We all felt a sense of relief when ceasefire was declared this past Thursday. For eleven days we were on edge constantly thinking about the welfare of our brothers and sisters in Israel. As anti-Israel protests intensified around the world, our worries spread beyond the residents of Israel. Now, we are all hopeful that this conflict is behind us and are looking towards a calmer and more peaceful atmosphere ahead.
This experience and the heart wrenching Meron tragedy that occurred only a few short weeks ago have aroused our emotions and cued us in to the challenges and suffering of others. We find this important trait in this week’s parsha.
This week’s parsha, Nasso, opens with the completion of a topic that began in the end of last week’s parsha, that of the special duties of the tribe of Levi when the Jewish people would travel through the wilderness. Levi was responsible to dismantle and transport the Mishkan every time the Jewish camp picked up to move further through the desert. The tribe of Levi was divided into three families and each family was assigned a different portion of the Mishkan to transport. The family of Kehas carried the holy vessels, the family of Gershon the many curtains and draperies, and Merari the beams that comprised the walls the silver sockets etc. What did the tribe of Levi do to deserve this very special honor of carrying Hashem’s dwelling place on earth every time the Jewish camp would relocate?

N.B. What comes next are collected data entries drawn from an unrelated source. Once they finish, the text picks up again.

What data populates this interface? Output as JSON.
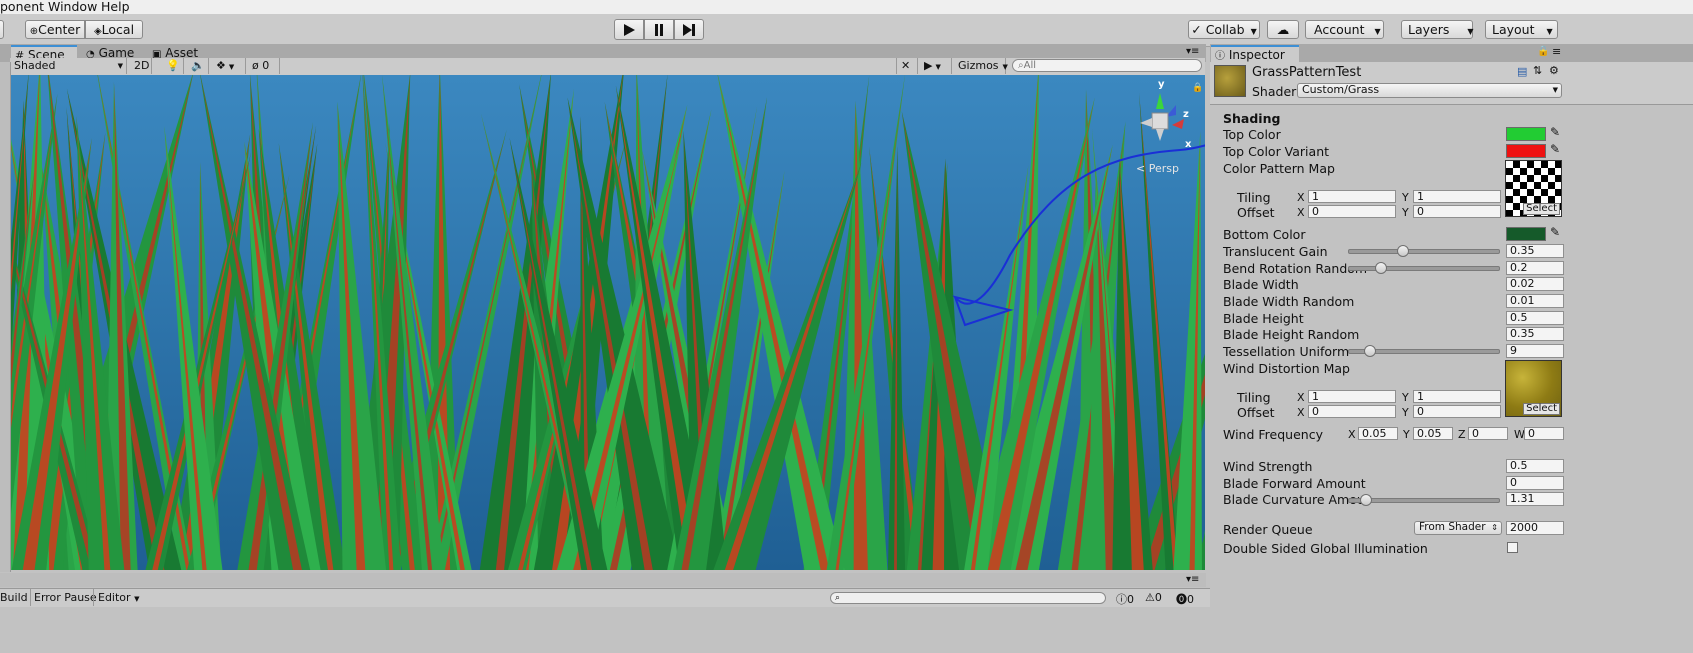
{
  "menu": {
    "items": [
      "ponent",
      "Window",
      "Help"
    ]
  },
  "toolbar": {
    "pivot_label": "Center",
    "space_label": "Local",
    "play_icon": "play-icon",
    "pause_icon": "pause-icon",
    "step_icon": "step-icon",
    "collab_label": "Collab",
    "account_label": "Account",
    "layers_label": "Layers",
    "layout_label": "Layout"
  },
  "scene_tabs": [
    {
      "label": "Scene",
      "icon": "hash-icon"
    },
    {
      "label": "Game",
      "icon": "pacman-icon"
    },
    {
      "label": "Asset Store",
      "icon": "bag-icon"
    }
  ],
  "scene_bar": {
    "shading_mode": "Shaded",
    "mode_2d": "2D",
    "hidden_count": "0",
    "gizmos_label": "Gizmos",
    "search_placeholder": "All"
  },
  "gizmo": {
    "y": "y",
    "z": "z",
    "x": "x",
    "persp": "< Persp"
  },
  "inspector": {
    "tab_label": "Inspector",
    "material_name": "GrassPatternTest",
    "shader_label": "Shader",
    "shader_value": "Custom/Grass",
    "section_shading": "Shading",
    "top_color": {
      "label": "Top Color",
      "value": "#22cc33"
    },
    "top_color_variant": {
      "label": "Top Color Variant",
      "value": "#ee1111"
    },
    "color_pattern_map": {
      "label": "Color Pattern Map",
      "select": "Select"
    },
    "tiling1": {
      "label": "Tiling",
      "x_label": "X",
      "x": "1",
      "y_label": "Y",
      "y": "1"
    },
    "offset1": {
      "label": "Offset",
      "x_label": "X",
      "x": "0",
      "y_label": "Y",
      "y": "0"
    },
    "bottom_color": {
      "label": "Bottom Color",
      "value": "#155a2a"
    },
    "translucent_gain": {
      "label": "Translucent Gain",
      "value": "0.35",
      "fraction": 0.35
    },
    "bend_rotation_random": {
      "label": "Bend Rotation Random",
      "value": "0.2",
      "fraction": 0.2
    },
    "blade_width": {
      "label": "Blade Width",
      "value": "0.02"
    },
    "blade_width_random": {
      "label": "Blade Width Random",
      "value": "0.01"
    },
    "blade_height": {
      "label": "Blade Height",
      "value": "0.5"
    },
    "blade_height_random": {
      "label": "Blade Height Random",
      "value": "0.35"
    },
    "tessellation_uniform": {
      "label": "Tessellation Uniform",
      "value": "9",
      "fraction": 0.14
    },
    "wind_distortion_map": {
      "label": "Wind Distortion Map",
      "select": "Select"
    },
    "tiling2": {
      "label": "Tiling",
      "x_label": "X",
      "x": "1",
      "y_label": "Y",
      "y": "1"
    },
    "offset2": {
      "label": "Offset",
      "x_label": "X",
      "x": "0",
      "y_label": "Y",
      "y": "0"
    },
    "wind_frequency": {
      "label": "Wind Frequency",
      "x_label": "X",
      "x": "0.05",
      "y_label": "Y",
      "y": "0.05",
      "z_label": "Z",
      "z": "0",
      "w_label": "W",
      "w": "0"
    },
    "wind_strength": {
      "label": "Wind Strength",
      "value": "0.5"
    },
    "blade_forward_amount": {
      "label": "Blade Forward Amount",
      "value": "0"
    },
    "blade_curvature_amount": {
      "label": "Blade Curvature Amour",
      "value": "1.31",
      "fraction": 0.1
    },
    "render_queue": {
      "label": "Render Queue",
      "mode": "From Shader",
      "value": "2000"
    },
    "double_sided_gi": {
      "label": "Double Sided Global Illumination",
      "checked": false
    }
  },
  "bottom": {
    "build_label": "Build",
    "error_pause_label": "Error Pause",
    "editor_label": "Editor",
    "info_count": "0",
    "warn_count": "0",
    "error_count": "0"
  }
}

I once heard a powerful idea from Rabbi Shraga Neuberger, of Ner Israel Baltimore. Rabbi Neuberger quoted the Shelah who explains the origin of the names of the three families of Levi, Kehas, Gershon, and Merari. He notes that Levi was the one tribe that was exempt from slave labor of Egypt. Levi could have taken advantage of his exemption and enjoyed a luxurious worry-free life. However, Levi deeply felt the pain and suffering of his fellow Jews. So much so, that the Shelah explains that Levi gave his three children names that alluded to the pain and sorrow of the Jewish people. Kehas is derived from “kehah”, their teeth were blunted, Gershon because the Jews were treated as “gerim” strangers, Merari from the word “mar” bitter. Chazal, our sages, describe this as “nosei b’ol im chaveiru”, to bear the burden together with one’s fellow. Chazal, in their awesome wisdom, understood that empathy is not simply feeling bad for someone else; rather, it is sharing in their burden, lightening their load.
Rabbi Neuberger explained that they were not only sharing the burden placed on the Jewish people, but they were also sharing the “burden” of Hashem. Whenever the Jewish people suffers, Hashem suffers with us, and whenever we rejoice Hashem rejoices with us. When Levi lightened the load on the Jewish people, they lightened the load on Hashem as well. Midah k’neged midah, measure for measure, Levi was rewarded with the honor of being the one tribe that would carry Hashem’s load. Levi was the one tribe who would carry the Mishkan, Hashem’s special dwelling place through the wilderness.
It should not take Hamas rockets to wake us up, to rouse our feelings of concern for our fellow Jew. Now that hopefully the most recent conflict in the Middle East is behind us, we should not allow ourselves to slip back into an unknowing uncaring lifestyle. There are always others who need help, who are suffering and struggling. Whether we have a solution to offer or not, our hearts need to remain open, to feel their pain and share their burden. We learn from Levi that when we lighten the load of our fellow Jew, we are also lightening the load of Hashem Himself, and when we rise to this level, Hashem offers us many opportunities to carry His load in the most amazing ways.